Comparison of Components of Composition

[0088] The method of Example 3 was repeated using various compositions including individual components of the composition used in that experiment. Specifically, the compositions used in this experiment were as follows:

Treatments

[0089] 1. Water [0090] 2. Water+Gd (2.5×10.sup.5 cfu/ml) [0091] 3. Water+3% sucrose+0.1% Tween+0.3% Gum Arabic+Gd (2.5×10.sup.5 cfu/ml) [0092] 4. 0.3% Gum Arabic+Gd (2.5×10.sup.5 cfu/ml) [0093] 5. 3% Sucrose+Gd (2.5×10.sup.5 cfu/ml) [0094] 6. 0.1% Tween+Gd (2.5×10.sup.5 cfu/ml)

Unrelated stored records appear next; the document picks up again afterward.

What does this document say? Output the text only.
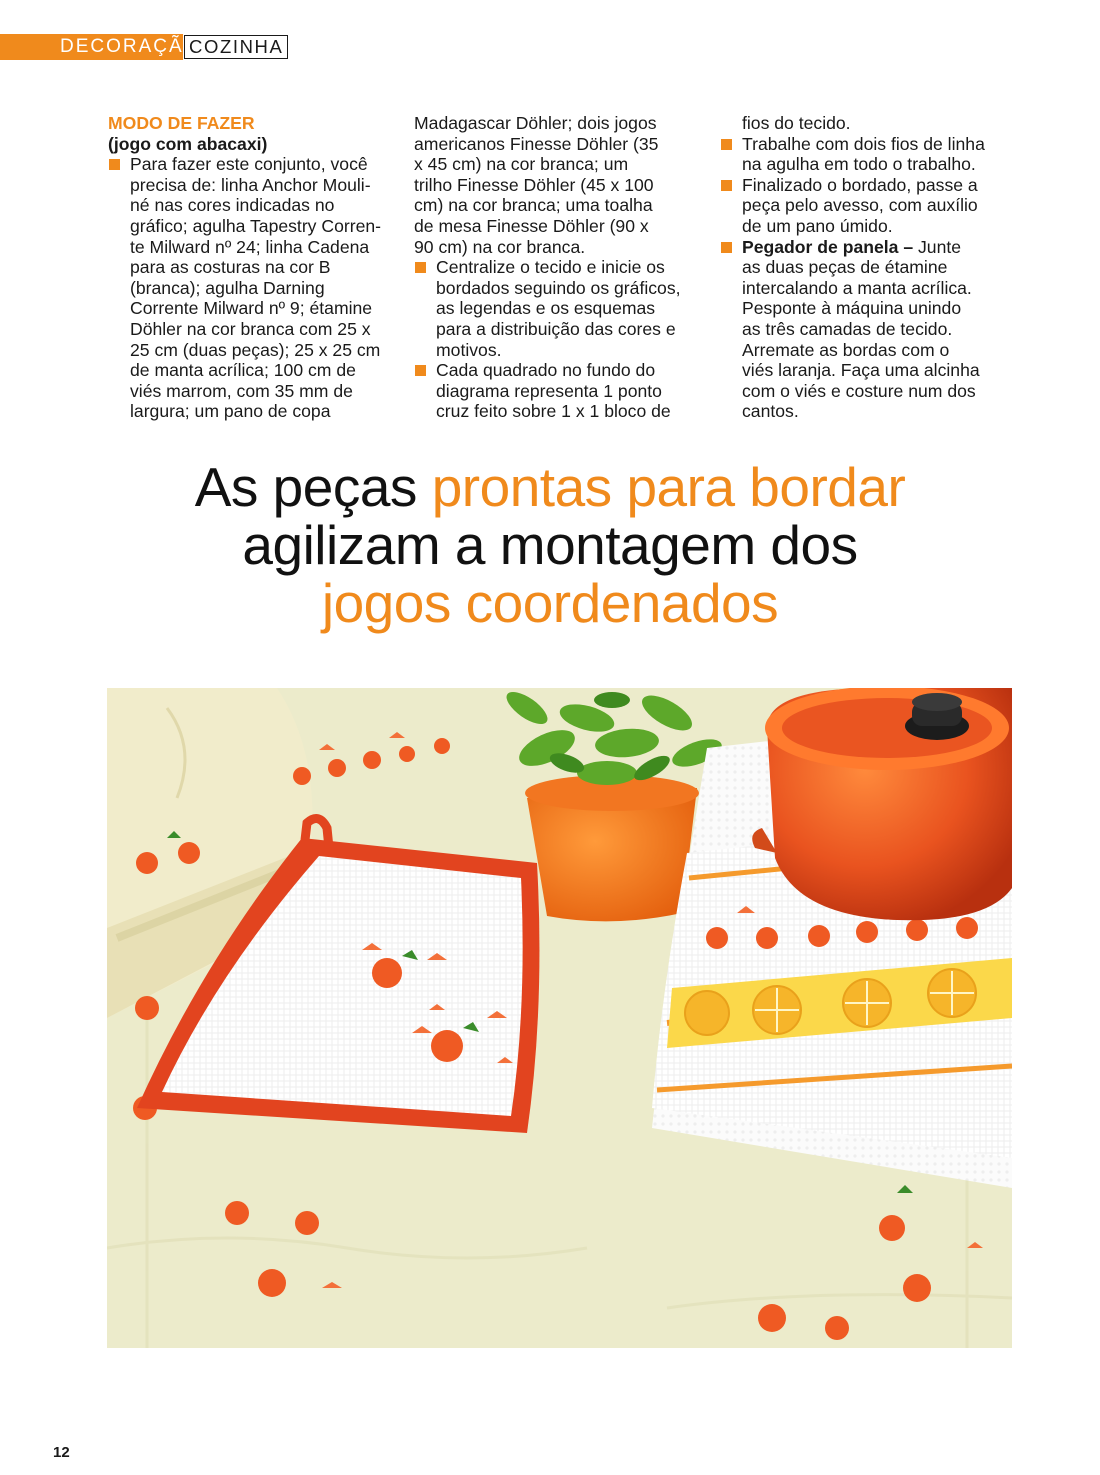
DECORAÇÃO
COZINHA

MODO DE FAZER

(jogo com abacaxi)

Para fazer este conjunto, você
precisa de: linha Anchor Mouli-
né nas cores indicadas no
gráfico; agulha Tapestry Corren-
te Milward nº 24; linha Cadena
para as costuras na cor B
(branca); agulha Darning
Corrente Milward nº 9; étamine
Döhler na cor branca com 25 x
25 cm (duas peças); 25 x 25 cm
de manta acrílica; 100 cm de
viés marrom, com 35 mm de
largura; um pano de copa
Madagascar Döhler; dois jogos
americanos Finesse Döhler (35
x 45 cm) na cor branca; um
trilho Finesse Döhler (45 x 100
cm) na cor branca; uma toalha
de mesa Finesse Döhler (90 x
90 cm) na cor branca.
Centralize o tecido e inicie os
bordados seguindo os gráficos,
as legendas e os esquemas
para a distribuição das cores e
motivos.
Cada quadrado no fundo do
diagrama representa 1 ponto
cruz feito sobre 1 x 1 bloco de
fios do tecido.
Trabalhe com dois fios de linha
na agulha em todo o trabalho.
Finalizado o bordado, passe a
peça pelo avesso, com auxílio
de um pano úmido.
Pegador de panela – Junte
as duas peças de étamine
intercalando a manta acrílica.
Pesponte à máquina unindo
as três camadas de tecido.
Arremate as bordas com o
viés laranja. Faça uma alcinha
com o viés e costure num dos
cantos.
As peças prontas para bordar
agilizam a montagem dos
jogos coordenados
12
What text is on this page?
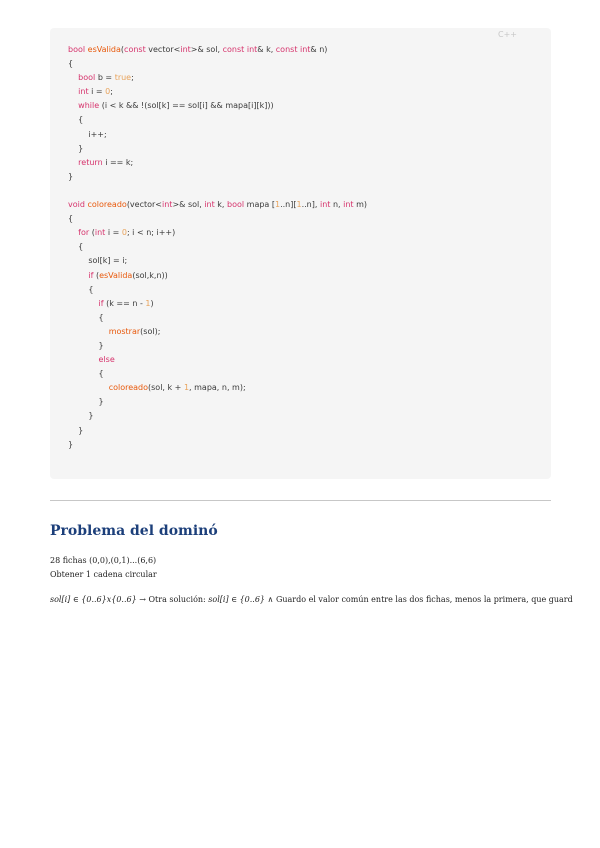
C++
bool esValida(const vector<int>& sol, const int& k, const int& n)
{
bool b = true;
int i = 0;
while (i < k && !(sol[k] == sol[i] && mapa[i][k]))
{
i++;
}
return i == k;
}
void coloreado(vector<int>& sol, int k, bool mapa [1..n][1..n], int n, int m)
{
for (int i = 0; i < n; i++)
{
sol[k] = i;
if (esValida(sol,k,n))
{
if (k == n - 1)
{
mostrar(sol);
}
else
{
coloreado(sol, k + 1, mapa, n, m);
}
}
}
}
Problema del dominó

28 fichas (0,0),(0,1)...(6,6)

Obtener 1 cadena circular

sol[i] ∈ {0..6}x{0..6} → Otra solución: sol[i] ∈ {0..6} ∧ Guardo el valor común entre las dos fichas, menos la primera, que guard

[0095] AberGlyn grass was grown for 2 weeks in John Innes No. 1 soil in a plant growth chamber (Fitotron®) at 23/15° C., 80% humidity. The grass was cut to a height of 8 cm with scissors, the cuttings removed and the grass immediately sprayed with the 10 ml treatment using a domestic sprayer. The grass was returned to plant growth chamber for a further two weeks.

[0096] Five plants were chosen at random from the tray and pooled together to make one sample and weighed. This was repeated a further five times so a total of six samples were taken per treatment. Grass was dried for 48 hours at 80° C. and then weighed.

[0097] The results are shown in FIG. 7. This experiment shows that the component used does have an effect on the growth of the grass. In this example, the surfactant gave the greatest increase in dry weight. Gum Arabic showed a marginal improvement only over the control, possibly due to the fact that the surfactant may be required to assist in the spread of the Gd on the plant and helps the liquid enter the wounds of the grass (although on this occasion, the combination did not show the expected an improvement). Again the water+Gd treatment was similar to the control so indicates that Gd needs the addition of at least some of these components to colonise the wounds.